Minnesota enacted the law as part of a package designed to make the polling place “an island of calm” in the world of politics.
Fat chance. Fewer and fewer people are going to vote anymore with any sense of calm and little desire to find it. Regardless of what party they’re in, they’re unhappy and anxious to let the world know about it.
The state also believes the law provides a line between campaigning and voting. Taken together, it treats voters like children. We know the difference between the cacophony of nonsense that constitutes campaigning, and the act of voting. Give me my ballot, get out of my way, and, oh yes, say nothing about my “I’m With Stupid” T-shirt.

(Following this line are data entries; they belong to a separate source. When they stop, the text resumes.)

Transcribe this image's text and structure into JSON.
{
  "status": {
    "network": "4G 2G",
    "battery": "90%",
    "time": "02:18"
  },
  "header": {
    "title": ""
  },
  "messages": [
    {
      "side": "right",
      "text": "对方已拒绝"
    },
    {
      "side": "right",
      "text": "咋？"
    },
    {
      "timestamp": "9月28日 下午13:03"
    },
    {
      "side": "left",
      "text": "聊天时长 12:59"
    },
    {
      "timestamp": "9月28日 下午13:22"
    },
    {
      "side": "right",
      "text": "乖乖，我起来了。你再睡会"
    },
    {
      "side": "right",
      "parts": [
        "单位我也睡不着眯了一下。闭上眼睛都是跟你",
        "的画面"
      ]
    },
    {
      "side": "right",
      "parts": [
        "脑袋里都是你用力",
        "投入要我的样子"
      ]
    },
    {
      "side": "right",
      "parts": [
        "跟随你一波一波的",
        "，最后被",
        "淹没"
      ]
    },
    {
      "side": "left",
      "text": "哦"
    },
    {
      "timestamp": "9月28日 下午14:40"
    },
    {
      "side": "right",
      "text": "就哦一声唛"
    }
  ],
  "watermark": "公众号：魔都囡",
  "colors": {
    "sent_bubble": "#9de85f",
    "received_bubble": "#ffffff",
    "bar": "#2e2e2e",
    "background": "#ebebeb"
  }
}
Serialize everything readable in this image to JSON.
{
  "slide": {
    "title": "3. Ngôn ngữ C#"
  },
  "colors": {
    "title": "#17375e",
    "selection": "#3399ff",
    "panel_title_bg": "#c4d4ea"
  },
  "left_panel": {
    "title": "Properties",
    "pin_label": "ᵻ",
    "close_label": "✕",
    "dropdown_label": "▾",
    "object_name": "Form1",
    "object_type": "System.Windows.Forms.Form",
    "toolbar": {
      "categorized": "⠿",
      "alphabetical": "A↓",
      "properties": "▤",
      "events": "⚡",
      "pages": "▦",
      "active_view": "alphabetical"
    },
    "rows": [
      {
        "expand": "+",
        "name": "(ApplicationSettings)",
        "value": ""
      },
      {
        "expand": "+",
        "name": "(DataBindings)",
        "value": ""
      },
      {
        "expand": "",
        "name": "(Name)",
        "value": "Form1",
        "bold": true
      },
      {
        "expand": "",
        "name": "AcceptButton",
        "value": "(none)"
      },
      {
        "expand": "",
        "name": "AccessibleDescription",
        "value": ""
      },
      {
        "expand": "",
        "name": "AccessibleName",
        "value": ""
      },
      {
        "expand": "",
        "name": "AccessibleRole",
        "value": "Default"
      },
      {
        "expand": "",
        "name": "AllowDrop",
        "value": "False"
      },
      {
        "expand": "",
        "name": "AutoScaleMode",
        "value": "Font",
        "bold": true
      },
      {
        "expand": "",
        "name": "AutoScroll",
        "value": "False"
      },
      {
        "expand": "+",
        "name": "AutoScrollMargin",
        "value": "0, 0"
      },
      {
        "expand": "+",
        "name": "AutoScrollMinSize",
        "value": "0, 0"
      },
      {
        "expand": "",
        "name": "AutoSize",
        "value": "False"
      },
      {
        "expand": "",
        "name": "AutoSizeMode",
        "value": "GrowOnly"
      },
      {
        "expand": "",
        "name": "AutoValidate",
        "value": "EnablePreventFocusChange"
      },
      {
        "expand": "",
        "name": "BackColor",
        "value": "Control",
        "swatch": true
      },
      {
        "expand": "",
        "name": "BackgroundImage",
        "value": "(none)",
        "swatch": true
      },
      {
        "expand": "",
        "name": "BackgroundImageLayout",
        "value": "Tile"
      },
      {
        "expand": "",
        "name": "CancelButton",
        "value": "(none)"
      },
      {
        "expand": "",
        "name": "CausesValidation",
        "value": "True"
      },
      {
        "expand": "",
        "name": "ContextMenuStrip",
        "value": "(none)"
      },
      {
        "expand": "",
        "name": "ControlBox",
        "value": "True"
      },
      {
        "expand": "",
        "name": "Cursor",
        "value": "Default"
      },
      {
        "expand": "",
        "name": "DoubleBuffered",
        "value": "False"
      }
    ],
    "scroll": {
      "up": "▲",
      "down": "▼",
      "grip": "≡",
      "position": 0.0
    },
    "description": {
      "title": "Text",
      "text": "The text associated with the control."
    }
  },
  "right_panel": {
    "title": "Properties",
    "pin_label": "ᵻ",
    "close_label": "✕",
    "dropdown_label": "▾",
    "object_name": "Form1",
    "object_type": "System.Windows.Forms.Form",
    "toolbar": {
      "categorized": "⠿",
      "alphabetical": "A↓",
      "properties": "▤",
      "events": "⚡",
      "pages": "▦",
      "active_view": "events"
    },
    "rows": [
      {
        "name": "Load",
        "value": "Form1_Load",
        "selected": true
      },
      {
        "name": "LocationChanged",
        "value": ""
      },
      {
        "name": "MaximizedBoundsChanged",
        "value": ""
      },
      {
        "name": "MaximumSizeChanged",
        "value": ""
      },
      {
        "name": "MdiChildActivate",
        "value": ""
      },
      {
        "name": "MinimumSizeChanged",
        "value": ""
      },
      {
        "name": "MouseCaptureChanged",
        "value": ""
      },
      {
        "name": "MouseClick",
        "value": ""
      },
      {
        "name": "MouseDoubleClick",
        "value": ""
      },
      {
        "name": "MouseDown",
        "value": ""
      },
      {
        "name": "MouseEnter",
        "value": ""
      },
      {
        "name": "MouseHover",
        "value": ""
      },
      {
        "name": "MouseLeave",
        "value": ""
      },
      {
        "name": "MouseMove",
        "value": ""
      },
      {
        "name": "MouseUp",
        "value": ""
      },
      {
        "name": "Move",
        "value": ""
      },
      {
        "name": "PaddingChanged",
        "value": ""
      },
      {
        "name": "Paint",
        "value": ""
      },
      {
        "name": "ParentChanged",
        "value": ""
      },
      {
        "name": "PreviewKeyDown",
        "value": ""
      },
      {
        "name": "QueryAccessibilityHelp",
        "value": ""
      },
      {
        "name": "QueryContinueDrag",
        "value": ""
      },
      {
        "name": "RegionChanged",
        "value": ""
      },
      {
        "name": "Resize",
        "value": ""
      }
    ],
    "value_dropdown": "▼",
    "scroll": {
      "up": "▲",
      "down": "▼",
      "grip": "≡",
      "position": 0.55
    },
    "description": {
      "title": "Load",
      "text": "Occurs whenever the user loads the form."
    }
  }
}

And the problem is that election judges make the call. What one judge may consider inappropriate attire at one polling place, another may find proper at another. Do people really want to have their speech regulated without specific standards?
The present law doesn’t define what “political” means in its ban of political speech. That’s a problem given that everything in civic discourse is now political.
“We do not doubt that the vast majority of election judges strive to enforce the statute in an evenhanded manner, nor that some degree of discretion in this setting is necessary,” Justice Roberts wrote, adding:
But that discretion must be guided by objective, workable standards. Without them, an election judge’s own politics may shape his views on what counts as ‘political.’ And if voters experience or witness episodes of unfair or inconsistent enforcement of the ban, the State’s interest in maintaining a polling place free of distraction and disruption would be be undermined by the very measure intended to further it.
This all started with two Republicans who filed suit against the law because of buttons that said “Please I.D. me,” a reference to the voter identification push at the time. It failed and failed big and it didn’t fail because people weren’t wearing enough buttons on its behalf.
It failed because voters in Minnesota were smart enough to see how the proposal has been used in other states to keep “those people” from voting, more than a response to a legitimate concern about fraud.
Only two justices — Breyer and Sotomayor — saw this any other way.
“There is no evidence that any individual who refused to remove a political item has been prohibited from voting, and respondents maintain that no one has been referred for prosecution for violating the provision,” Justice Sotomayor wrote in her dissent.
“Freedom of political speech is a cornerstone of the First Amendment,” Minnesota Secretary of State Steve Simon said, indicating he’d provide clearer guidance about what can be worn. “As Minnesota’s chief elections official, I am gratified that the Supreme Court today provided clarity for Minnesotans, while also recognizing the vital interest of maintaining an ‘island of calm’ in our polling places. The legislature now must change Minnesota law so that it is entirely consistent with the right of free speech and expression – while also maintaining the sanctity of the polling place. Until they do so, my office will work with local election administrators to ensure that the current law is administered in a manner faithful to the Court’s decision.”